Could have, should have… Didn’t.
Instead, conviction gave way to compromise, and compromise dulled us both into following the status quo we’d already established.
Now we’re no longer. The ache cuts through me like a blade, and I pour out my grief before You, God, for losing her feels like losing part of myself, but I trust that even this suffering serves Your purpose.
The message is loud and clear:
God does not want sleepwalkers. He certainly shook me awake.
Like Jonah, who fled from God’s command and then slept through the storm that followed, trying to hide from what he didn’t want to face. The sailors cast lots, Jonah lost, and he was thrown into the stormy sea. Swallowed by a great fish and delivered to shore exactly where God had commanded him to go in the first place.

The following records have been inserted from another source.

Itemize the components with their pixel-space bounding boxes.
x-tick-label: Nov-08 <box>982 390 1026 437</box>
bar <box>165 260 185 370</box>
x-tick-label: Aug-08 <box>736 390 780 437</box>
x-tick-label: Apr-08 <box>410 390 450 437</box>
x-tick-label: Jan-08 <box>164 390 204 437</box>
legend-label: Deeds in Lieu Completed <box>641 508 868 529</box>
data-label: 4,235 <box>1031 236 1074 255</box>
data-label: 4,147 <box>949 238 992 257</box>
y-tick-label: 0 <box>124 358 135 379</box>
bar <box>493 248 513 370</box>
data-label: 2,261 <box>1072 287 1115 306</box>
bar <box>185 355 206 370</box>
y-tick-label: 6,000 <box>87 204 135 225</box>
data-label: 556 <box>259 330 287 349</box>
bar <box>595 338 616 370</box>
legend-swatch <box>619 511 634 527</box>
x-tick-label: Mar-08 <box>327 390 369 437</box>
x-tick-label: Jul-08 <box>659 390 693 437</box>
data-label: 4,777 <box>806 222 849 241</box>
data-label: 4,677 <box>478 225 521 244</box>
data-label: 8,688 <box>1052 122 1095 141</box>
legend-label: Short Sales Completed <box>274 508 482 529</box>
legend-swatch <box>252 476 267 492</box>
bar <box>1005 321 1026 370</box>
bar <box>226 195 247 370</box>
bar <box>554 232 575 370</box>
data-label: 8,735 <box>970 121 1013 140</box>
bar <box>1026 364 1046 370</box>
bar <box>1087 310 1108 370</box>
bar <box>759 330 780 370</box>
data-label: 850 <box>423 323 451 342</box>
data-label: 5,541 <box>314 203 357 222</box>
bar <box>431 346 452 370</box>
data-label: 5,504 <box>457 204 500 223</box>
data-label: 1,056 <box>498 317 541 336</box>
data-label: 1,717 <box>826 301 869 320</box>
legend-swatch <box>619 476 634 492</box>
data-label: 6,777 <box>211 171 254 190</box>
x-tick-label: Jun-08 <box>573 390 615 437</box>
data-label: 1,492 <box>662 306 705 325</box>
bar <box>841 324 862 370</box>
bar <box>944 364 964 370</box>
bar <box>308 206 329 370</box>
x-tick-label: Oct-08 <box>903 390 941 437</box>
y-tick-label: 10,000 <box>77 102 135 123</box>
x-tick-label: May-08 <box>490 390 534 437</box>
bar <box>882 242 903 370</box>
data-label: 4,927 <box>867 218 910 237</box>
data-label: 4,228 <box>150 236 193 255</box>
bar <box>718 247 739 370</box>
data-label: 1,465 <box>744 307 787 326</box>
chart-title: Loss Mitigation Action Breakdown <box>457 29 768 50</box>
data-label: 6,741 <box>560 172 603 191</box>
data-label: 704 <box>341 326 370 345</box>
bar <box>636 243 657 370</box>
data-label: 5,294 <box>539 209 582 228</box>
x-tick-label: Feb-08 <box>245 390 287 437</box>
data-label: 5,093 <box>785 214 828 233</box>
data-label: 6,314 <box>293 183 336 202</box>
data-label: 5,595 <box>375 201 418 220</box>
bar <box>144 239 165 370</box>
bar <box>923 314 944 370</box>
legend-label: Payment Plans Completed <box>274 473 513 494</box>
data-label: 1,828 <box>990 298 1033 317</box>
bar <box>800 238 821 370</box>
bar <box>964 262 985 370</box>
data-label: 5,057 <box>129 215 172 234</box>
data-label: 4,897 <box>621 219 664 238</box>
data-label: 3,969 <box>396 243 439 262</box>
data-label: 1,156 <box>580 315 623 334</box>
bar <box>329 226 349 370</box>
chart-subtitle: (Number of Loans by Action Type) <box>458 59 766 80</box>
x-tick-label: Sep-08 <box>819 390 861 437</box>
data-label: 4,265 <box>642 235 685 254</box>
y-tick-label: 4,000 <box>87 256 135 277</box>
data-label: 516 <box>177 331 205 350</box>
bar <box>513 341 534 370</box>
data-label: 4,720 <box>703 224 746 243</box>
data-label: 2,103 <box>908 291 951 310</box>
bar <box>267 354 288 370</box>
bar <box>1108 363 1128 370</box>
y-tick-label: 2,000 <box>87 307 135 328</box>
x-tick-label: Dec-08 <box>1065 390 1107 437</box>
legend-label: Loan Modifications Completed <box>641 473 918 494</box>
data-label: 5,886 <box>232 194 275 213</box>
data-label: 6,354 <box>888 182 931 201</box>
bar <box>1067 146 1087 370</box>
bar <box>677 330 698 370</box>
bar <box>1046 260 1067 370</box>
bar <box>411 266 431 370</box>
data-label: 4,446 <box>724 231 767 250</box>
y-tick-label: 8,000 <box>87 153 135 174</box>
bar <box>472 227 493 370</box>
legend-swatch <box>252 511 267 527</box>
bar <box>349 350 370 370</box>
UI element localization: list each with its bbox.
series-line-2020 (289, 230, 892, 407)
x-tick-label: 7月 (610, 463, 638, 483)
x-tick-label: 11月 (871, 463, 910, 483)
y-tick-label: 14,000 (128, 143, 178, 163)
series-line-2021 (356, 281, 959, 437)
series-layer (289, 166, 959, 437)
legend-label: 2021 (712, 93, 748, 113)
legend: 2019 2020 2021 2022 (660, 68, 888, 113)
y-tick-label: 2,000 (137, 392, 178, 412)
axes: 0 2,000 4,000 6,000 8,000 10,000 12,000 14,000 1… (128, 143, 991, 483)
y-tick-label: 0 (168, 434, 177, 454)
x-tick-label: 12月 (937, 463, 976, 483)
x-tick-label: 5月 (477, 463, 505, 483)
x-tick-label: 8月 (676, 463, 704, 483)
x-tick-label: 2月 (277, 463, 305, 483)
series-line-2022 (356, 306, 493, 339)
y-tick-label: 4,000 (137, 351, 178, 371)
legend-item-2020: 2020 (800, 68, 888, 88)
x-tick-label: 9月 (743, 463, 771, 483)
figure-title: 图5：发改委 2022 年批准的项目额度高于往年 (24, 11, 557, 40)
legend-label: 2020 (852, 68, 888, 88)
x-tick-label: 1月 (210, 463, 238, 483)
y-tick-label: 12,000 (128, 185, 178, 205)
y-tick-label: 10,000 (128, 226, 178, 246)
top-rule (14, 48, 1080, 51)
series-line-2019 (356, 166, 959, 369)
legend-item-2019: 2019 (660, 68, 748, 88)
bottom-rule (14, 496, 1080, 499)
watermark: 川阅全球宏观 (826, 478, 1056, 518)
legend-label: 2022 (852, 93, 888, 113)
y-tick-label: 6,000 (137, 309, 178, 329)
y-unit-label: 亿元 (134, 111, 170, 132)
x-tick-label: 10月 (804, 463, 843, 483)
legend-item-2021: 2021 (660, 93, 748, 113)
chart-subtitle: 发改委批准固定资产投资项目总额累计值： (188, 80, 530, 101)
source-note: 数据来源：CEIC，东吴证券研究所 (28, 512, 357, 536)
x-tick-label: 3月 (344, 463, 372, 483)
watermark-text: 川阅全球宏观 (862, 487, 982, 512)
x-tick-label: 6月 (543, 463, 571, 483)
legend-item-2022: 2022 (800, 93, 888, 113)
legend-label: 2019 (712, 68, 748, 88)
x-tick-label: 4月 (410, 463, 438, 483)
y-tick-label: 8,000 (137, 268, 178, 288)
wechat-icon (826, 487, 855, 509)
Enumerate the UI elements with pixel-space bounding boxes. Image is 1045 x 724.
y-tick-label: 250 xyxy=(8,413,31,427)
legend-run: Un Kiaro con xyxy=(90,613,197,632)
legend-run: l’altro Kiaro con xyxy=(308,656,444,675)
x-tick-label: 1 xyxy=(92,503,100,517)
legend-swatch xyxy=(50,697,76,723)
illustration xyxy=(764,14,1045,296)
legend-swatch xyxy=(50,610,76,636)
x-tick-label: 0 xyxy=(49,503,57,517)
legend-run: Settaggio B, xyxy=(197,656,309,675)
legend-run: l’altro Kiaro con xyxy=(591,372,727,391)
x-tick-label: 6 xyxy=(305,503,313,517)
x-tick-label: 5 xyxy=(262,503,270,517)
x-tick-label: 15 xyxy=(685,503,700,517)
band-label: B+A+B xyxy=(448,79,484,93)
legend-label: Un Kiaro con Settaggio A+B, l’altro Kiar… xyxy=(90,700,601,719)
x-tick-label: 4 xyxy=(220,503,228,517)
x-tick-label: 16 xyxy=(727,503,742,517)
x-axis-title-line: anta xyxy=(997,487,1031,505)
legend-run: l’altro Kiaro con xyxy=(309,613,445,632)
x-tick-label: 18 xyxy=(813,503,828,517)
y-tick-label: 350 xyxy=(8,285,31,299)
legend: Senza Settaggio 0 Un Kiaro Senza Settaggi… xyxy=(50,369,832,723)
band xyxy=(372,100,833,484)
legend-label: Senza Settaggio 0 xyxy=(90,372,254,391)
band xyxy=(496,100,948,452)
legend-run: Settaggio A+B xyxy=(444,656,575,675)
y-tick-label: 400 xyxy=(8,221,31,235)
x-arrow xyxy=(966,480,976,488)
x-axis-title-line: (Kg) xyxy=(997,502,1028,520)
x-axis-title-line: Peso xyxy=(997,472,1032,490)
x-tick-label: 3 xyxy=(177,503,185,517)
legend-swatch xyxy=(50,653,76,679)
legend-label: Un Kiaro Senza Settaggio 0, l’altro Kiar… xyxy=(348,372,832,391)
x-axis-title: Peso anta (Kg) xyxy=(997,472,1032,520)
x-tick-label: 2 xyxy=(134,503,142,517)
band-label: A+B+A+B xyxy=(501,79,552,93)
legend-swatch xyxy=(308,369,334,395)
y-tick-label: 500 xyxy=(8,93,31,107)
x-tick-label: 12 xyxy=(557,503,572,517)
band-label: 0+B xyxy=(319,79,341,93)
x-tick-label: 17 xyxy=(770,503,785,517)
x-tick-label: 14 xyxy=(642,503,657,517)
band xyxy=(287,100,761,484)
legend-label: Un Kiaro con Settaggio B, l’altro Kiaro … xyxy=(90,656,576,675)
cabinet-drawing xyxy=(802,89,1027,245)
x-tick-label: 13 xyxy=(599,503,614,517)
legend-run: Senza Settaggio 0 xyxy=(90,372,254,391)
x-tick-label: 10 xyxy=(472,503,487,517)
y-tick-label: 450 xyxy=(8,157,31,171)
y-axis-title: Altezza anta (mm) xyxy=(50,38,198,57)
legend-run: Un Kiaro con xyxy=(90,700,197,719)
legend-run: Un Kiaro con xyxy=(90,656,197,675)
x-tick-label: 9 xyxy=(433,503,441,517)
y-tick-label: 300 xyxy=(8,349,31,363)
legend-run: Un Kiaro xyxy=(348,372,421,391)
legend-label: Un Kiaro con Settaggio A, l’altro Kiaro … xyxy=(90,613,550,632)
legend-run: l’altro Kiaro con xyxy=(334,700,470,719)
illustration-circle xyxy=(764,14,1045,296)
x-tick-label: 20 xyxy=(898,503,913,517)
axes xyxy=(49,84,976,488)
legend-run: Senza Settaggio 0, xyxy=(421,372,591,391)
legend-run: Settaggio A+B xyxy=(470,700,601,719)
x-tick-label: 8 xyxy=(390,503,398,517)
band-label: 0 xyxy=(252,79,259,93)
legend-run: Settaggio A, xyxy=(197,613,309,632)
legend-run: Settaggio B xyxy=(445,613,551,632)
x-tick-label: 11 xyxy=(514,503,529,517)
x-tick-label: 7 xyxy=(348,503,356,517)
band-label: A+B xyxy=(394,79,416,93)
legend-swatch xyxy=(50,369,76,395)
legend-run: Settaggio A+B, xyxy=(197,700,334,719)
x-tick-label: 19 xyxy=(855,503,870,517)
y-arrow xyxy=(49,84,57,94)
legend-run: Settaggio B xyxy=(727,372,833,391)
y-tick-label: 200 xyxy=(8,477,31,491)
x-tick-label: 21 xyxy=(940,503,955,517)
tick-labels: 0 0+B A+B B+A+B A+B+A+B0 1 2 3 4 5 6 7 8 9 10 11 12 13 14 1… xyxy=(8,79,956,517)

I was sleeping through the storm too, hiding from whatever I didn’t want to face. Yet God would not let Jonah remain hidden, and He has not let me remain indifferent.
Please God wash me ashore to where I belonged in the first place.
I repent and pray. I repent again, and continue to pray.
My heart is no longer indifferent. I hear Him. I accept what has been revealed. That being His design for purity. I don’t see it as a burden. It’s actually a path back to life.
I pray for a second chance. I’m speaking directly about a second chance with love itself, and with the opportunity to walk rightly, following His way. To know His mercy is to be invited to begin again.
I’ve prayed for a second chance with her, too, because I love her.
I also accept what must be accepted. God’s lessons and God’s plans. He is a just God.
Every ending, no matter how painful, carries the seed of a beginning. The ending of one chapter is also the same paragraph that starts a new chapter.
If I can stay awake to that, then even in this loss I will not be lost.